Conclusions on SSL vs TLS
SSL (Secure Sockets Layer) and TLS (Transport Layer Security) are both cryptographic protocols that provide secure communications over a computer network. TLS is actually the newer, upgraded version of SSL. The main differences between the two protocols are that TLS supports newer cryptographic algorithms, fixes vulnerabilities present in SSL, and has improved encryption methods.
People consider TLS more secure and robust than SSL. While people still use SSL, major industry players like Google, Mozilla, and Microsoft recommend that you switch to TLS if possible for better security. You should use TLS for any new application or service requiring encryption. Most modern web browsers defaultly support TLS. As computing power increases, SSL’s vulnerabilities will become more exposed over time compared to TLS. For the most up-to-date secure data protection, experts recommend TLS 1.2 or higher rather than the use of outdated SSL technology.
FAQs About SSL vs TLS Protocols
Still have questions? Here are answers to some frequently asked questions about the differences between SSL vs TLS:
Is TLS the same as SSL?
TLS is not the same as SSL, but it is the successor. TLS 1.0 was based on SSL 3.0 but with security improvements. Newer versions of TLS have evolved independently of SSL.
Is TLS more secure than SSL?
Yes, people consider TLS more secure than SSL. TLS supports newer cryptographic algorithms and extensions that SSL does not have available. Developers also designed TLS to fix vulnerabilities present in SSL.
Do I need SSL if I have TLS?
No, TLS is a complete replacement for SSL. You only need to support TLS assuming clients connecting to your server have TLS capabilities.
What is the difference between TLS 1.0, 1.1 and 1.2?
TLS 1.0 is based on SSL 3.0, TLS 1.1 added improvements like CBC protection, and TLS 1.2 added support for more ciphers and hash algorithms. Always use the latest version of your clients and server’s support.
Is TLS free?
Yes, TLS itself is an open standard that can be implemented for free. However, public key certificates from trusted CAs required to use TLS do involve fees. The protocol can use self-signed certificates for zero cost.

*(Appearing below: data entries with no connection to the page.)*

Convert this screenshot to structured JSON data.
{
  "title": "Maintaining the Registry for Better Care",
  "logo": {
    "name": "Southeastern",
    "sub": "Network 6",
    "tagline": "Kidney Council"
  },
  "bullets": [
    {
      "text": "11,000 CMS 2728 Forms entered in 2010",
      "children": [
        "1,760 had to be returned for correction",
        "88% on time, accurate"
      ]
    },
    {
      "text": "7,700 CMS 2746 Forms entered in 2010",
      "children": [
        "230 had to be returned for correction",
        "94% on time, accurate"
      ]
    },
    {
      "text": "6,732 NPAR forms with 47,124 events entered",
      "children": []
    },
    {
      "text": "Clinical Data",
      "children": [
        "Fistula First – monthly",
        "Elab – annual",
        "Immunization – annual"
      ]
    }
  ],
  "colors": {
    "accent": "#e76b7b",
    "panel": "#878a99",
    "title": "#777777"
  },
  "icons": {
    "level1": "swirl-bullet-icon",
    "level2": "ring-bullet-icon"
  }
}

What ports do SSL vs TLS use?
Both SSL and TLS typically use port 443 for HTTPS traffic. SSL’s original port for HTTP traffic was 80, while TLS uses standard HTTP/HTTPS ports of 80 and 443.
What is more secure – TLS 1.2 or TLS 1.3?

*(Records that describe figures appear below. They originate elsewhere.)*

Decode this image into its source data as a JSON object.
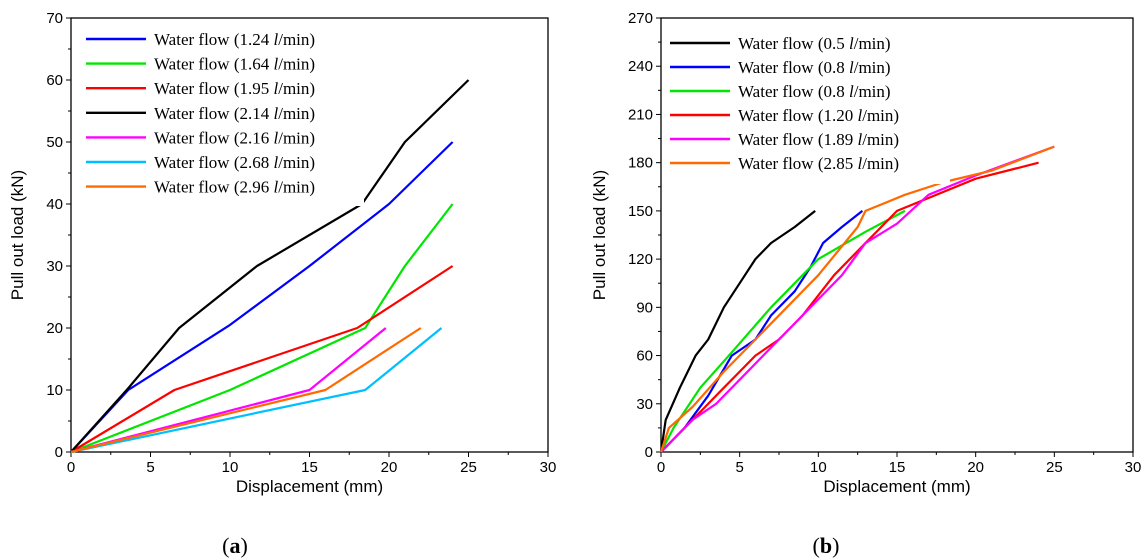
{
  "figure": {
    "captions": [
      {
        "open": "(",
        "letter": "a",
        "close": ")"
      },
      {
        "open": "(",
        "letter": "b",
        "close": ")"
      }
    ]
  },
  "chart_data": [
    {
      "type": "line",
      "xlabel": "Displacement (mm)",
      "ylabel": "Pull out load (kN)",
      "xlim": [
        0,
        30
      ],
      "ylim": [
        0,
        70
      ],
      "xticks": [
        0,
        5,
        10,
        15,
        20,
        25,
        30
      ],
      "yticks": [
        0,
        10,
        20,
        30,
        40,
        50,
        60,
        70
      ],
      "legend_position": "top-left",
      "grid": false,
      "series": [
        {
          "name": "Water flow (1.24 l/min)",
          "legend_prefix": "Water flow (1.24 ",
          "legend_unit": "l",
          "legend_suffix": "/min)",
          "color": "#0000ff",
          "x": [
            0,
            3.6,
            10,
            15,
            20,
            24
          ],
          "y": [
            0,
            10,
            20.5,
            30,
            40,
            50
          ]
        },
        {
          "name": "Water flow (1.64 l/min)",
          "legend_prefix": "Water flow (1.64 ",
          "legend_unit": "l",
          "legend_suffix": "/min)",
          "color": "#00e600",
          "x": [
            0,
            10,
            18.5,
            21,
            24
          ],
          "y": [
            0,
            10,
            20,
            30,
            40
          ]
        },
        {
          "name": "Water flow (1.95 l/min)",
          "legend_prefix": "Water flow (1.95 ",
          "legend_unit": "l",
          "legend_suffix": "/min)",
          "color": "#ff0000",
          "x": [
            0,
            6.5,
            18,
            24
          ],
          "y": [
            0,
            10,
            20,
            30
          ]
        },
        {
          "name": "Water flow (2.14 l/min)",
          "legend_prefix": "Water flow (2.14 ",
          "legend_unit": "l",
          "legend_suffix": "/min)",
          "color": "#000000",
          "x": [
            0,
            3.5,
            6.8,
            11.7,
            18.3,
            21,
            25
          ],
          "y": [
            0,
            10,
            20,
            30,
            40,
            50,
            60
          ]
        },
        {
          "name": "Water flow (2.16 l/min)",
          "legend_prefix": "Water flow (2.16 ",
          "legend_unit": "l",
          "legend_suffix": "/min)",
          "color": "#ff00ff",
          "x": [
            0,
            15,
            19.8
          ],
          "y": [
            0,
            10,
            20
          ]
        },
        {
          "name": "Water flow (2.68 l/min)",
          "legend_prefix": "Water flow (2.68 ",
          "legend_unit": "l",
          "legend_suffix": "/min)",
          "color": "#00bfff",
          "x": [
            0,
            18.5,
            23.3
          ],
          "y": [
            0,
            10,
            20
          ]
        },
        {
          "name": "Water flow (2.96 l/min)",
          "legend_prefix": "Water flow (2.96 ",
          "legend_unit": "l",
          "legend_suffix": "/min)",
          "color": "#ff6a00",
          "x": [
            0,
            16,
            22
          ],
          "y": [
            0,
            10,
            20
          ]
        }
      ]
    },
    {
      "type": "line",
      "xlabel": "Displacement (mm)",
      "ylabel": "Pull out load (kN)",
      "xlim": [
        0,
        30
      ],
      "ylim": [
        0,
        270
      ],
      "xticks": [
        0,
        5,
        10,
        15,
        20,
        25,
        30
      ],
      "yticks": [
        0,
        30,
        60,
        90,
        120,
        150,
        180,
        210,
        240,
        270
      ],
      "legend_position": "top-left",
      "grid": false,
      "series": [
        {
          "name": "Water flow (0.5 l/min)",
          "legend_prefix": "Water flow (0.5 ",
          "legend_unit": "l",
          "legend_suffix": "/min)",
          "color": "#000000",
          "x": [
            0,
            0.3,
            1.2,
            2.2,
            3,
            4,
            5,
            6,
            7,
            8.5,
            9.8
          ],
          "y": [
            0,
            20,
            40,
            60,
            70,
            90,
            105,
            120,
            130,
            140,
            150
          ]
        },
        {
          "name": "Water flow (0.8 l/min)",
          "legend_prefix": "Water flow (0.8 ",
          "legend_unit": "l",
          "legend_suffix": "/min)",
          "color": "#0000ff",
          "x": [
            0,
            1.5,
            3,
            4.5,
            6,
            7,
            8.5,
            9.5,
            10.3,
            11.5,
            12.8
          ],
          "y": [
            0,
            15,
            35,
            60,
            70,
            85,
            100,
            115,
            130,
            140,
            150
          ]
        },
        {
          "name": "Water flow (0.8 l/min)",
          "legend_prefix": "Water flow (0.8 ",
          "legend_unit": "l",
          "legend_suffix": "/min)",
          "color": "#00e600",
          "x": [
            0,
            0.8,
            2.5,
            4.5,
            7,
            10,
            13,
            15.5
          ],
          "y": [
            0,
            15,
            40,
            62,
            90,
            120,
            137,
            150
          ]
        },
        {
          "name": "Water flow (1.20 l/min)",
          "legend_prefix": "Water flow (1.20 ",
          "legend_unit": "l",
          "legend_suffix": "/min)",
          "color": "#ff0000",
          "x": [
            0,
            2,
            4,
            5,
            6,
            7.5,
            9,
            11,
            13,
            15,
            20,
            24
          ],
          "y": [
            0,
            20,
            40,
            50,
            60,
            70,
            85,
            110,
            130,
            150,
            170,
            180
          ]
        },
        {
          "name": "Water flow (1.89 l/min)",
          "legend_prefix": "Water flow (1.89 ",
          "legend_unit": "l",
          "legend_suffix": "/min)",
          "color": "#ff00ff",
          "x": [
            0,
            2,
            3.5,
            5,
            7,
            9,
            11.5,
            13,
            15,
            17,
            20,
            25
          ],
          "y": [
            0,
            20,
            30,
            45,
            65,
            85,
            110,
            130,
            142,
            160,
            172,
            190
          ]
        },
        {
          "name": "Water flow (2.85 l/min)",
          "legend_prefix": "Water flow (2.85 ",
          "legend_unit": "l",
          "legend_suffix": "/min)",
          "color": "#ff6a00",
          "x": [
            0,
            0.5,
            2,
            4,
            6,
            8,
            10,
            12.5,
            13,
            15.5,
            18,
            21,
            25
          ],
          "y": [
            0,
            15,
            28,
            50,
            70,
            90,
            110,
            140,
            150,
            160,
            168,
            175,
            190
          ]
        }
      ]
    }
  ]
}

TLS 1.3 is more secure. It supports improved encryption like ChaCha20/Poly1305 by default, faster handshake times, and better security against replay attacks and key compromises.
Can you use TLS without a certificate?
Technically yes, you can use TLS with self-signed certificates that don’t validate identity. However, for security best practice TLS should be used with certificates signed by trusted CAs for authentication.